When it first hit the marketplace, Google Android had a lot to offer smartphone manufacturers looking for an operating system capable of tackling Apple's iPhone: it was open- source, license-free, and amenable to being "skinned," or modified to suit the needs of a particular carrier or company.
But Google itself, concerned about platform fragmentation and competing against Apple's tightly integrated software-hardware stack, is reportedly interested in bringing a little more law and order to Android's Wild West: according to Bloomberg Businessweek, the search engine giant's Android group is now demanding approval for anything companies do with the platform's code.
That article quoted Nokia CEO Stephen Elop as saying: "The premise of a true open software platform may be where Android started, but it's not where Android is going." Nokia recently chose Windows Phone 7 as the software for its smartphones, which will allow the Finnish manufacturer to save on research and development costs.
Google offered no comment when asked by eWEEK about its Android control plans. If verified, however, Google's decision could have wide-ranging effects on its competitors.
"In the short term, [Google's decision] re-enforces the notion that there are some quality issues for the Android app portfolio," Al Hilwa, an analyst with IDC, wrote in an April 1 e-mail to eWEEK. "These are the result of lightweight automated procedures around app approval and we have seen the negative effect in terms of usability, privacy and security."
Nor have relatively loose standards helped Android's fragmentation issues, Hilwa added, which in turn harm "the perception of quality and value which ultimately determines the profitability of the devices and success of apps for developers." Manufacturing partners may balk at tighter Google control, "but in the long term it is in their interest."
A stronger Android Marketplace could give the app platform more parity with Apple's App Store and help blunt any competitive momentum for similar online storefronts from Microsoft, Hewlett-Packard and Research In Motion.
There's also the view that Google's decision will depth-charge their whole model.
"Google's value proposition was that they would be vastly easier to deal with than Microsoft and let the vendors better differentiate," Rob Enderle, principal analyst of the Enderle Group, wrote in an April 1 e-mail to eWEEK. "They found that this led to a lot of crap being released on the market and they sucked at vendor collaboration. They are now rethinking that approach by being even more controlling."

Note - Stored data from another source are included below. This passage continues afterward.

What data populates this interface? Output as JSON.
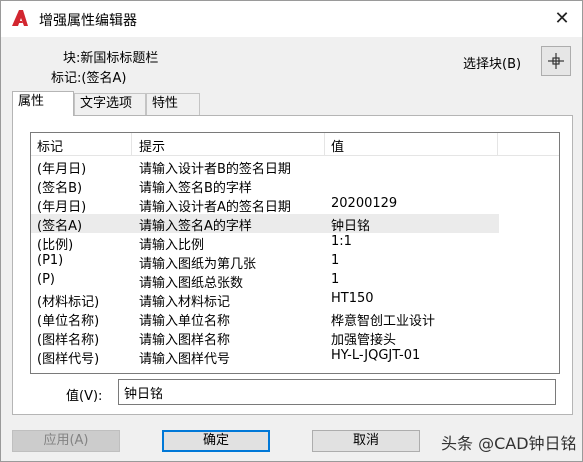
{
  "window": {
    "title": "增强属性编辑器",
    "close_glyph": "✕"
  },
  "info": {
    "block_label": "块:",
    "block_value": "新国标标题栏",
    "tag_label": "标记:",
    "tag_value": "(签名A)",
    "select_block_label": "选择块(B)"
  },
  "tabs": [
    {
      "label": "属性",
      "active": true
    },
    {
      "label": "文字选项",
      "active": false
    },
    {
      "label": "特性",
      "active": false
    }
  ],
  "table": {
    "headers": [
      "标记",
      "提示",
      "值"
    ],
    "rows": [
      {
        "tag": "(年月日)",
        "prompt": "请输入设计者B的签名日期",
        "value": ""
      },
      {
        "tag": "(签名B)",
        "prompt": "请输入签名B的字样",
        "value": ""
      },
      {
        "tag": "(年月日)",
        "prompt": "请输入设计者A的签名日期",
        "value": "20200129"
      },
      {
        "tag": "(签名A)",
        "prompt": "请输入签名A的字样",
        "value": "钟日铭",
        "selected": true
      },
      {
        "tag": "(比例)",
        "prompt": "请输入比例",
        "value": "1:1"
      },
      {
        "tag": "(P1)",
        "prompt": "请输入图纸为第几张",
        "value": "1"
      },
      {
        "tag": "(P)",
        "prompt": "请输入图纸总张数",
        "value": "1"
      },
      {
        "tag": "(材料标记)",
        "prompt": "请输入材料标记",
        "value": "HT150"
      },
      {
        "tag": "(单位名称)",
        "prompt": "请输入单位名称",
        "value": "桦意智创工业设计"
      },
      {
        "tag": "(图样名称)",
        "prompt": "请输入图样名称",
        "value": "加强管接头"
      },
      {
        "tag": "(图样代号)",
        "prompt": "请输入图样代号",
        "value": "HY-L-JQGJT-01"
      }
    ]
  },
  "value_field": {
    "label": "值(V):",
    "value": "钟日铭"
  },
  "buttons": {
    "apply": "应用(A)",
    "ok": "确定",
    "cancel": "取消"
  },
  "watermark": "头条 @CAD钟日铭",
  "colors": {
    "accent": "#0078d7",
    "autocad_red": "#d22630",
    "selected_row": "#ebebeb"
  }
}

However, he believes Google's attempts will ultimately backfire. "In effect Google, after failing at being different from Microsoft, is going to try and beat Microsoft at Microsoft's own game. That virtually never works, which will likely force them to get closer and closer to Apple's model."
The end result, he added, is a failure in the making: "Rather than figuring out how to make their idea work they are killing it by being too unwilling to form more cooperative relationships with their OEM partners."
Walking the middle ground is Constellation Research analyst R "Ray" Wang, who wrote in an April 1 email: "There will be many models. Google's going after open. Apple is closed but ubiquitous. It all puts pressure on Microsoft to define what the middle ground is."
Before news of Google's (possible) decision hit the Web, one analyst issued a report suggesting that Windows Phone 7, thanks to that alliance with Nokia, will surpass both Research In Motion's BlackBerry and Apple's iOS to become the second-ranked smartphone operating system in the world by 2015, lagging behind only Google Android.
"Up until the launch of Windows Phone 7 last year, Microsoft has steadily lost market share while other operating systems have brought forth new and appealing experiences," Ramon Llamas, an analyst with IDC, wrote in a March 29 report. "The new alliance brings together Nokia's hardware capabilities and Windows Phone's differentiated platform."
Will the Nokia alliance, combined with Google's more stringent rules, affect other manufacturers' decisions about embracing Windows Phone 7 as a platform of their phones? Time will tell. The only certain thing at this point is that, after several quarters of embracing Android as a rights-free, endlessly customizable platform, the party seems to be over for many of those manufacturers-and both Apple and Microsoft will likely feel themselves affected by the ripples.